Koehler was able to take video recordings of the gun range activities, which she offered to play for supervisors. Live ammunition, she said, is also out in the open and accessible to anyone who walks on the property. Ammunition is also flying over the berms at the rear of the property.

“I am not really sure exactly what is going on,” she told the board. “But they say there are police doing trainings back there.”

She said the rapid firing is heard from her business and lasts for hours at a time. 

“We are really getting concerned for safety,” she told supervisors. “We are not on 100 acres…this is a residential area.”

She shared bylaws from nearby gun ranges, including Blue Mountain, Point Phillips, and Tri Boro. None allow for automatic weapons or rapid firing, she said. 

Township Solicitor Lincoln Treadwell said that regulating private gun clubs can be tricky. 

“Private shooting range issues come up all the time,” he said. “[But] it is a Second Amendment issue…From a municipal standpoint, you have to be very, very careful how you regulate.”

However, Treadwell did add that a 1996 ruling from the Commonwealth Court of Pennsylvania does regulate the hours that the Lappawinzo gun range can operate. 

Supervisor Gary Behler asked whether the township can reach out to the club and ask them to “modify the bylaws a bit to be a bit more neighborly.”

When asked whether the Koehler family approached the club’s leadership, Paul Koehler said he was asked to turn in his membership card when he complained. An avid hunter and fisherman who married his wife on the property, he can no longer go there. 

Other concerns include environmental issues. The club was established as a fish and game protective association. However, Koehler says wetlands have moved, man-made ponds have been created, and over 500 tires currently remain stacked in the parking lot. 

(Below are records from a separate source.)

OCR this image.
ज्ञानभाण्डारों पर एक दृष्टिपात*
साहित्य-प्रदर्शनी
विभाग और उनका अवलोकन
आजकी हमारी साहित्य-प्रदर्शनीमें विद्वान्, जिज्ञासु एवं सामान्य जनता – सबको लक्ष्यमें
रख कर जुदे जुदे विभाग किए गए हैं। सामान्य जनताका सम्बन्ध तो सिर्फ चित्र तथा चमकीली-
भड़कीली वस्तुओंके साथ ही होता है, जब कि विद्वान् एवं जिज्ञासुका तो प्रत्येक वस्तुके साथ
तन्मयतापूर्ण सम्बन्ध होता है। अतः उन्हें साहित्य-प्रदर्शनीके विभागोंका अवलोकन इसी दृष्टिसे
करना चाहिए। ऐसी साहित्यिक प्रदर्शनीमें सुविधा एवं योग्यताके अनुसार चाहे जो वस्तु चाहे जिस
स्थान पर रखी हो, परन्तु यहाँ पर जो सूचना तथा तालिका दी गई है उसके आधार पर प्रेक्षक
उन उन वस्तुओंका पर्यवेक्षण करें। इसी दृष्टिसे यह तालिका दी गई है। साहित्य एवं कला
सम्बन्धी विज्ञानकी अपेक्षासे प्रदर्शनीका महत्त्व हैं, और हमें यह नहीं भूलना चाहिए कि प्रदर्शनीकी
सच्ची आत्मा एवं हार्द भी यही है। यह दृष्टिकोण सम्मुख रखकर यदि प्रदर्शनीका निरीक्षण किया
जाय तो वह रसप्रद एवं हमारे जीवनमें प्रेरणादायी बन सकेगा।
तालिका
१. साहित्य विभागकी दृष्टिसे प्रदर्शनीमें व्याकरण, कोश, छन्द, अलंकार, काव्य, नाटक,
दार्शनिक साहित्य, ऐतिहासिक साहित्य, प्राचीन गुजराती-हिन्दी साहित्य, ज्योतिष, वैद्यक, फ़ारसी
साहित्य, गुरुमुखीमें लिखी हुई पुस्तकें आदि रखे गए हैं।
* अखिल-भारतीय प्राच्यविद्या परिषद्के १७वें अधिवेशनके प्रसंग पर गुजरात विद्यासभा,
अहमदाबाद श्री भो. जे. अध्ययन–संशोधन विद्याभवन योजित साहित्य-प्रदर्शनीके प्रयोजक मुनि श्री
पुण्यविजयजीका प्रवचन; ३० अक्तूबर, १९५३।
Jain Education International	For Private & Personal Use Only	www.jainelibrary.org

Township manager Eileen Eckhart and Treadwell said they will investigate the issue. 

Although the Koehlers’ business has been in the location for over 50 years, they say the activities happening at the club are “different” than anything they heard before and warned supervisors that more residents will probably come forward with complaints as time goes on. Several residents have already notified the Pennsylvania DEP.